Thread: jsonb existence queries are misimplemented by jsonb_ops

jsonb existence queries are misimplemented by jsonb_ops

From
Tom Lane
Date:
I wrote:
> The readability of that comment starts to go downhill with its use of
> "reset" to refer to what everything else calls a "recheck" flag, and in
> any case it's claiming that we *don't* need a recheck for exists (a
> statement I suspect to be false, but more later).

And, indeed, it's false:

regression=# create table j (f1 jsonb);
CREATE TABLE
regression=# insert into j values ('{"foo": {"bar": "baz"}}');
INSERT 0 1
regression=# insert into j values ('{"foo": {"blah": "baz"}}');
INSERT 0 1
regression=# insert into j values ('{"fool": {"bar": "baz"}}');
INSERT 0 1
regression=# create index on j using gin(f1);
CREATE INDEX
regression=# select * from j where f1 ? 'bar';f1 
----
(0 rows)

regression=# set enable_seqscan to 0;
SET
regression=# select * from j where f1 ? 'bar';           f1            
--------------------------{"foo": {"bar": "baz"}}{"fool": {"bar": "baz"}}
(2 rows)

The indexscan is incorrectly returning rows where the queried key exists
but isn't at top-level.

We could fix this either by giving up on no-recheck for existence queries,
or by changing the way that non-top-level keys get indexed.  However
I suspect the latter would break containment queries, or at least make
their lives a lot more difficult.

Another idea would be to change the definition of the exists operator
so that it *does* look into sub-objects.  It seems rather random to me
that containment looks into sub-objects but exists doesn't.  However,
possibly there are good reasons for the non-orthogonality.

Thoughts?
        regards, tom lane



Re: jsonb existence queries are misimplemented by jsonb_ops

From
Tom Lane
Date:
I wrote:
> Another idea would be to change the definition of the exists operator
> so that it *does* look into sub-objects.  It seems rather random to me
> that containment looks into sub-objects but exists doesn't.  However,
> possibly there are good reasons for the non-orthogonality.

No, wait, containment *doesn't* look into sub-objects:

regression=# select * from j where f1 @> '{"foo": {"bar": "baz"}}';          f1            
-------------------------{"foo": {"bar": "baz"}}
(1 row)

regression=# select * from j where f1 @> '{"bar": "baz"}';f1 
----
(0 rows)

This is rather surprising in view of the way that section 8.14.4
goes on about nesting.  But I guess the user-facing docs for jsonb
are in little better shape than the internal docs.
        regards, tom lane



Re: jsonb existence queries are misimplemented by jsonb_ops

From
Peter Geoghegan
Date:
On Wed, May 7, 2014 at 1:47 PM, Tom Lane <tgl@sss.pgh.pa.us> wrote:
> No, wait, containment *doesn't* look into sub-objects:
>
> regression=# select * from j where f1 @> '{"foo": {"bar": "baz"}}';
>            f1
> -------------------------
>  {"foo": {"bar": "baz"}}
> (1 row)
>
> regression=# select * from j where f1 @> '{"bar": "baz"}';
>  f1
> ----
> (0 rows)


Yes it does.
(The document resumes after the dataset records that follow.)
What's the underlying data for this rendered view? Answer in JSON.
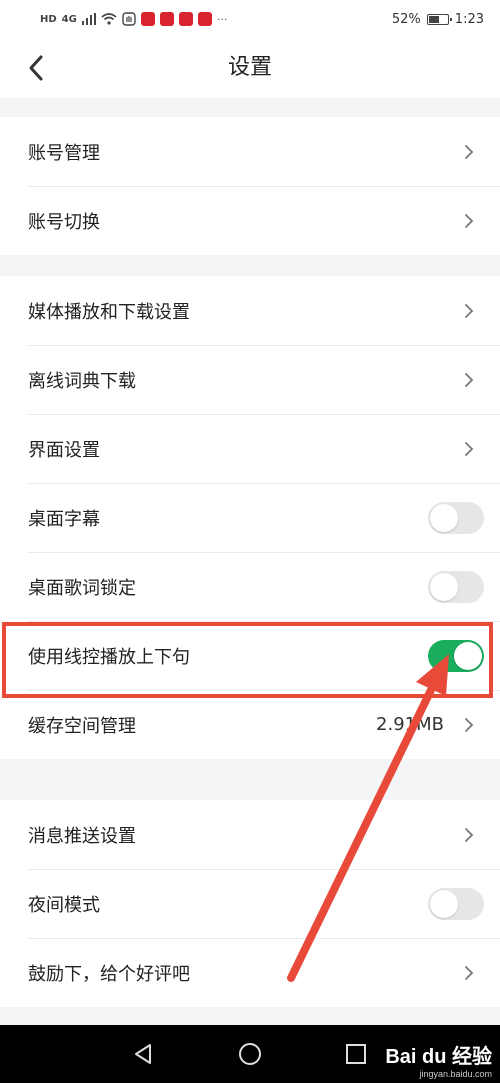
{
  "status_bar": {
    "network_tag": "HD",
    "signal_tag": "4G",
    "battery_percent": "52%",
    "time": "1:23",
    "more": "···"
  },
  "header": {
    "title": "设置",
    "back_icon": "chevron-left-icon"
  },
  "groups": [
    {
      "items": [
        {
          "label": "账号管理",
          "control": "chevron"
        },
        {
          "label": "账号切换",
          "control": "chevron"
        }
      ]
    },
    {
      "items": [
        {
          "label": "媒体播放和下载设置",
          "control": "chevron"
        },
        {
          "label": "离线词典下载",
          "control": "chevron"
        },
        {
          "label": "界面设置",
          "control": "chevron"
        },
        {
          "label": "桌面字幕",
          "control": "toggle",
          "enabled": false
        },
        {
          "label": "桌面歌词锁定",
          "control": "toggle",
          "enabled": false
        },
        {
          "label": "使用线控播放上下句",
          "control": "toggle",
          "enabled": true
        },
        {
          "label": "缓存空间管理",
          "control": "chevron",
          "value": "2.91MB"
        }
      ]
    },
    {
      "items": [
        {
          "label": "消息推送设置",
          "control": "chevron"
        },
        {
          "label": "夜间模式",
          "control": "toggle",
          "enabled": false
        },
        {
          "label": "鼓励下，给个好评吧",
          "control": "chevron"
        }
      ]
    }
  ],
  "colors": {
    "toggle_on": "#1aad5e",
    "toggle_off": "#e6e6e6",
    "annotation": "#e84a3a",
    "page_bg": "#f4f5f7"
  },
  "nav_bar": {
    "back_icon": "triangle-back-icon",
    "home_icon": "circle-home-icon",
    "recents_icon": "square-recents-icon"
  },
  "watermark": {
    "logo": "Bai du 经验",
    "url": "jingyan.baidu.com"
  }
}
It's just not intended to work like that. You have to
"give a path" to what you're looking for.

-- 
Peter Geoghegan



Re: jsonb existence queries are misimplemented by jsonb_ops

From
Peter Geoghegan
Date:
On Wed, May 7, 2014 at 1:51 PM, Peter Geoghegan <pg@heroku.com> wrote:
> Yes it does. It's just not intended to work like that. You have to
> "give a path" to what you're looking for.
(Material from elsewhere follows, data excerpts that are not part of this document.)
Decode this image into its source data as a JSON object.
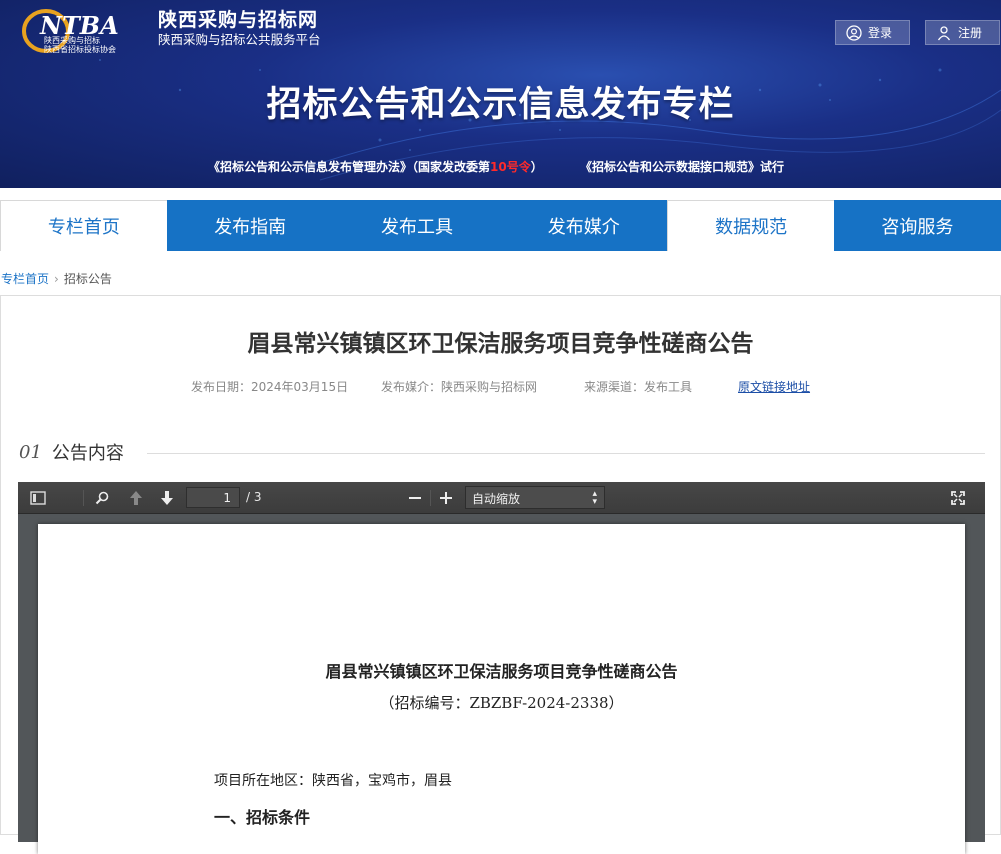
{
  "header": {
    "logo_title": "陕西采购与招标网",
    "logo_subtitle": "陕西采购与招标公共服务平台",
    "login_label": "登录",
    "register_label": "注册",
    "banner_title": "招标公告和公示信息发布专栏",
    "link1_prefix": "《招标公告和公示信息发布管理办法》（国家发改委第",
    "link1_highlight": "10号令",
    "link1_suffix": "）",
    "link2": "《招标公告和公示数据接口规范》试行"
  },
  "nav": {
    "tabs": [
      {
        "label": "专栏首页"
      },
      {
        "label": "发布指南"
      },
      {
        "label": "发布工具"
      },
      {
        "label": "发布媒介"
      },
      {
        "label": "数据规范"
      },
      {
        "label": "咨询服务"
      }
    ]
  },
  "breadcrumb": {
    "home": "专栏首页",
    "current": "招标公告"
  },
  "article": {
    "title": "眉县常兴镇镇区环卫保洁服务项目竞争性磋商公告",
    "publish_date": "发布日期：2024年03月15日",
    "media": "发布媒介：陕西采购与招标网",
    "source": "来源渠道：发布工具",
    "original_link": "原文链接地址",
    "section_num": "01",
    "section_label": "公告内容"
  },
  "viewer": {
    "page_current": "1",
    "page_total": "/ 3",
    "zoom_value": "自动缩放"
  },
  "document": {
    "title": "眉县常兴镇镇区环卫保洁服务项目竞争性磋商公告",
    "number": "（招标编号：ZBZBF-2024-2338）",
    "location": "项目所在地区：陕西省，宝鸡市，眉县",
    "section1": "一、招标条件"
  },
  "colors": {
    "accent": "#1672c5",
    "banner": "#1a2f86",
    "highlight": "#ff2a2a"
  }
}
There is exactly one exception explicitly noted as such in the
user-visible docs, which is arrays and the containment of single
elements.

-- 
Peter Geoghegan



Re: jsonb existence queries are misimplemented by jsonb_ops

From
Tom Lane
Date:
Peter Geoghegan <pg@heroku.com> writes:
> On Wed, May 7, 2014 at 1:47 PM, Tom Lane <tgl@sss.pgh.pa.us> wrote:
>> No, wait, containment *doesn't* look into sub-objects:
>> 
>> regression=# select * from j where f1 @> '{"foo": {"bar": "baz"}}';
>> f1
>> -------------------------
>> {"foo": {"bar": "baz"}}
>> (1 row)
>> 
>> regression=# select * from j where f1 @> '{"bar": "baz"}';
>> f1
>> ----
>> (0 rows)

> Yes it does. It's just not intended to work like that. You have to
> "give a path" to what you're looking for.
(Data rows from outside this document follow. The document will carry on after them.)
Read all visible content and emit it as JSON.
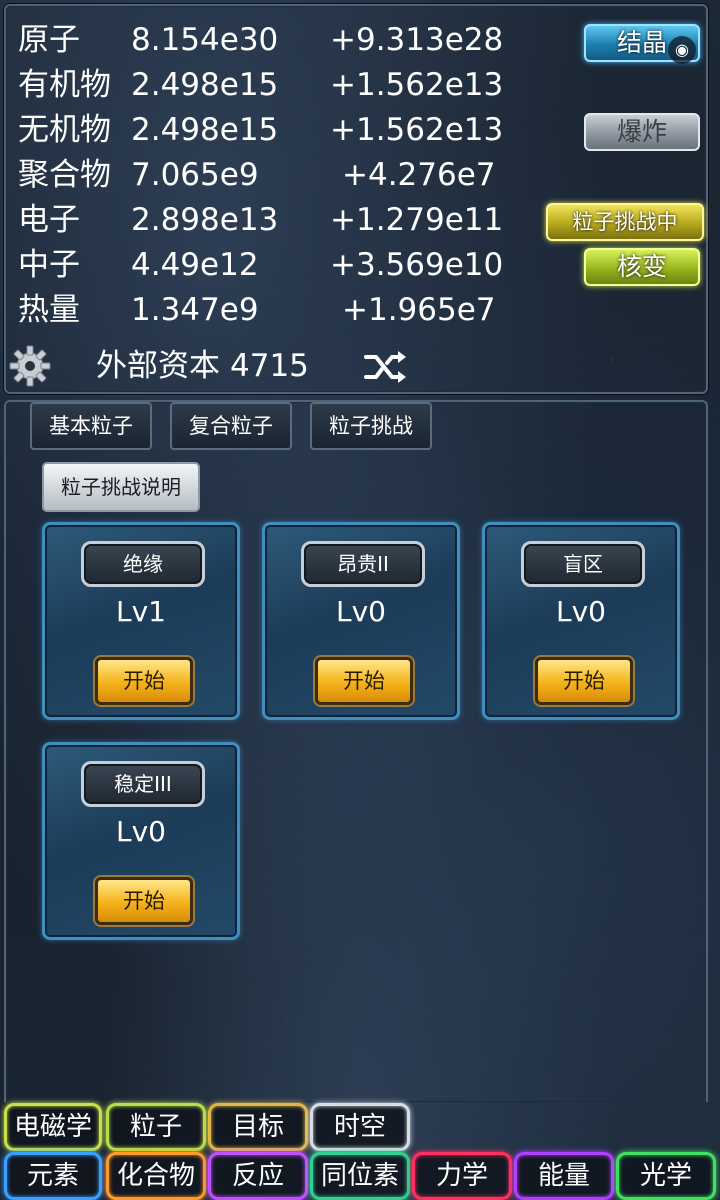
{
  "stats": [
    {
      "name": "原子",
      "value": "8.154e30",
      "rate": "+9.313e28"
    },
    {
      "name": "有机物",
      "value": "2.498e15",
      "rate": "+1.562e13"
    },
    {
      "name": "无机物",
      "value": "2.498e15",
      "rate": "+1.562e13"
    },
    {
      "name": "聚合物",
      "value": "7.065e9",
      "rate": "+4.276e7"
    },
    {
      "name": "电子",
      "value": "2.898e13",
      "rate": "+1.279e11"
    },
    {
      "name": "中子",
      "value": "4.49e12",
      "rate": "+3.569e10"
    },
    {
      "name": "热量",
      "value": "1.347e9",
      "rate": "+1.965e7"
    }
  ],
  "side_buttons": {
    "crystal": "结晶",
    "explode": "爆炸",
    "challenge": "粒子挑战中",
    "fission": "核变"
  },
  "record_icon": "◉",
  "capital": {
    "label": "外部资本",
    "value": "4715"
  },
  "icons": {
    "settings": "gear-icon",
    "shuffle": "shuffle-icon"
  },
  "tabs": [
    "基本粒子",
    "复合粒子",
    "粒子挑战"
  ],
  "help_button": "粒子挑战说明",
  "challenges": [
    {
      "name": "绝缘",
      "level": "Lv1",
      "start": "开始"
    },
    {
      "name": "昂贵II",
      "level": "Lv0",
      "start": "开始"
    },
    {
      "name": "盲区",
      "level": "Lv0",
      "start": "开始"
    },
    {
      "name": "稳定III",
      "level": "Lv0",
      "start": "开始"
    }
  ],
  "nav_row1": [
    {
      "label": "电磁学",
      "color": "#c8e04a"
    },
    {
      "label": "粒子",
      "color": "#b6e04a"
    },
    {
      "label": "目标",
      "color": "#e0b84a"
    },
    {
      "label": "时空",
      "color": "#d8dde3"
    }
  ],
  "nav_row2": [
    {
      "label": "元素",
      "color": "#3aa0ff"
    },
    {
      "label": "化合物",
      "color": "#ff9a2a"
    },
    {
      "label": "反应",
      "color": "#c050ff"
    },
    {
      "label": "同位素",
      "color": "#30d090"
    },
    {
      "label": "力学",
      "color": "#ff3060"
    },
    {
      "label": "能量",
      "color": "#b040ff"
    },
    {
      "label": "光学",
      "color": "#40e060"
    }
  ]
}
Right, so the top-level item in the query has to be at top level in the
searched-for row.  This means that we *could* distinguish top-level from
non-top-level keys in the index items, and still be able to generate
correct index probes for a containment search (since we could similarly
mark the generated keys as to whether they came from top level in the
query object).

So the question is whether that's a good idea or not.  It seems like it is
a good idea for the current existence operator, and about a wash for the
current containment operator, but perhaps a bad idea for other definitions
of containment.

In any case, something here needs to change.  Thoughts?
        regards, tom lane



Re: jsonb existence queries are misimplemented by jsonb_ops

From
Peter Geoghegan
Date:
On Wed, May 7, 2014 at 1:39 PM, Tom Lane <tgl@sss.pgh.pa.us> wrote:
> The indexscan is incorrectly returning rows where the queried key exists
> but isn't at top-level.
>
> We could fix this either by giving up on no-recheck for existence queries,
> or by changing the way that non-top-level keys get indexed.  However
> I suspect the latter would break containment queries, or at least make
> their lives a lot more difficult.

Thanks for looking into this.

I don't know that it would make life all that much harder for
containment. jsonb_ops is already not compelling for testing
containment where there is a lot of nesting. ISTM that
make_scalar_key() could be taught to respect that distinction. ISTM
that containment will indifferently treat the top-level keys as top
level, and the nested keys as nested, because if you're looking at
something nested you have to put a top-level key in the rhs value to
do so, and it will be marked as top level, or not top level in a
bijective fashion.

-- 
Peter Geoghegan